Developing ⁶⁸Ga-Labeled Exendin(9-39) Derivatives for PET Imaging of Insulinomas.

Glucagon-like peptide-1 receptor (GLP-1R) is overexpressed in >90% of insulinomas, making it an optimal target for imaging. However, current GLP-1R agonist tracers may induce side effects including hypoglycemia and nausea, particularly in pediatric patients. In this study, we employed a rational design approach combining molecular dynamics (MD) simulations with experimental validation to develop three Ga-labeled NOTA-conjugated exendin(9-39) derivatives featuring antagonist activity for safer imaging. MD simulations predicted differential binding affinities based on conjugation sites at Asp (E09), Lys (E12), and Lys (E27), with MM/GBSA calculations ranking E09 (-216.06 kcal/mol) > E12 (-200.01 kcal/mol) > E27 (-117.08 kcal/mol). Experimental validation through surface plasmon resonance confirmed these computational predictions, showing binding affinities consistent with the computational predictions. All radiotracers achieved radiochemical yields (>95%) and plasma stability (>91% intact after 120 min).
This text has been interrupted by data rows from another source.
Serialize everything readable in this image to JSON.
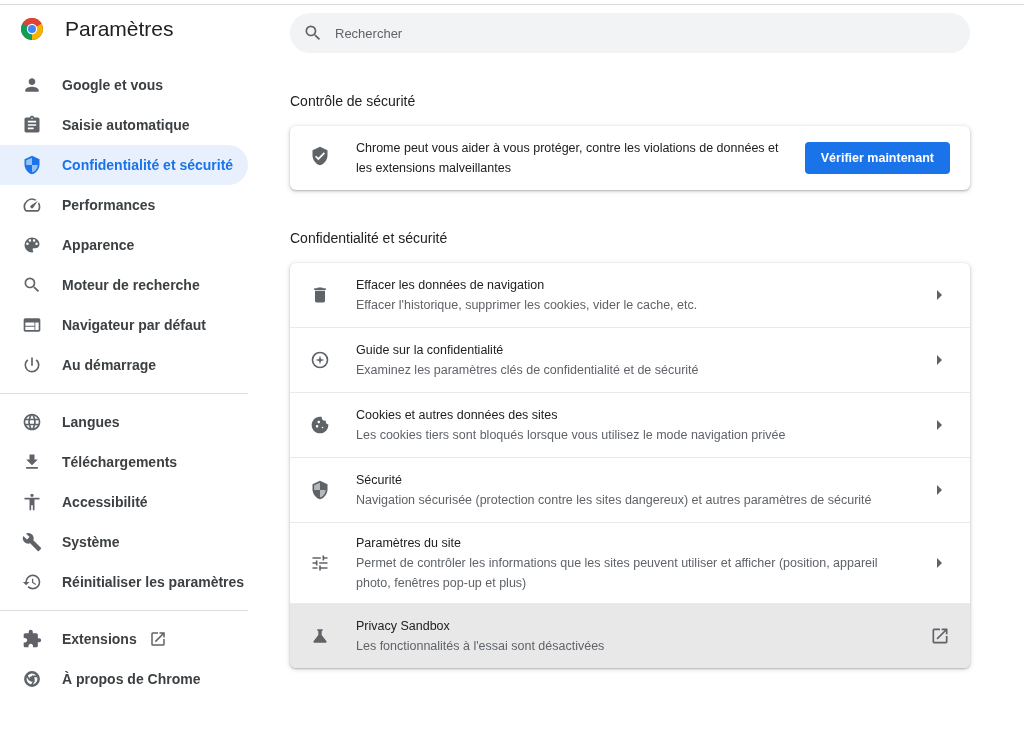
{
  "header": {
    "title": "Paramètres"
  },
  "sidebar": {
    "sections": [
      {
        "items": [
          {
            "label": "Google et vous",
            "selected": false
          },
          {
            "label": "Saisie automatique",
            "selected": false
          },
          {
            "label": "Confidentialité et sécurité",
            "selected": true
          },
          {
            "label": "Performances",
            "selected": false
          },
          {
            "label": "Apparence",
            "selected": false
          },
          {
            "label": "Moteur de recherche",
            "selected": false
          },
          {
            "label": "Navigateur par défaut",
            "selected": false
          },
          {
            "label": "Au démarrage",
            "selected": false
          }
        ]
      },
      {
        "items": [
          {
            "label": "Langues",
            "selected": false
          },
          {
            "label": "Téléchargements",
            "selected": false
          },
          {
            "label": "Accessibilité",
            "selected": false
          },
          {
            "label": "Système",
            "selected": false
          },
          {
            "label": "Réinitialiser les paramètres",
            "selected": false
          }
        ]
      },
      {
        "items": [
          {
            "label": "Extensions",
            "selected": false,
            "external": true
          },
          {
            "label": "À propos de Chrome",
            "selected": false
          }
        ]
      }
    ]
  },
  "search": {
    "placeholder": "Rechercher"
  },
  "safety_check": {
    "heading": "Contrôle de sécurité",
    "text": "Chrome peut vous aider à vous protéger, contre les violations de données et les extensions malveillantes",
    "button": "Vérifier maintenant"
  },
  "privacy": {
    "heading": "Confidentialité et sécurité",
    "rows": [
      {
        "title": "Effacer les données de navigation",
        "subtitle": "Effacer l'historique, supprimer les cookies, vider le cache, etc.",
        "kind": "arrow",
        "highlighted": false
      },
      {
        "title": "Guide sur la confidentialité",
        "subtitle": "Examinez les paramètres clés de confidentialité et de sécurité",
        "kind": "arrow",
        "highlighted": false
      },
      {
        "title": "Cookies et autres données des sites",
        "subtitle": "Les cookies tiers sont bloqués lorsque vous utilisez le mode navigation privée",
        "kind": "arrow",
        "highlighted": false
      },
      {
        "title": "Sécurité",
        "subtitle": "Navigation sécurisée (protection contre les sites dangereux) et autres paramètres de sécurité",
        "kind": "arrow",
        "highlighted": false
      },
      {
        "title": "Paramètres du site",
        "subtitle": "Permet de contrôler les informations que les sites peuvent utiliser et afficher (position, appareil photo, fenêtres pop-up et plus)",
        "kind": "arrow",
        "highlighted": false
      },
      {
        "title": "Privacy Sandbox",
        "subtitle": "Les fonctionnalités à l'essai sont désactivées",
        "kind": "external",
        "highlighted": true
      }
    ]
  }
}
In vivo PET imaging validated the computational hierarchy, with [Ga]Ga-E09 demonstrating superior tumor uptake (SUV: 3.99 at 60 min) compared with E12 (SUV: 0.75 at 60 min) or E27 (undetectable). These findings highlight the power of combining computational screening with systematic experimental validation. In conclusion, [Ga]Ga-E09 demonstrates superior binding affinity, cellular uptake, and imaging performance, suggesting its potential as a promising agent warranting further studies.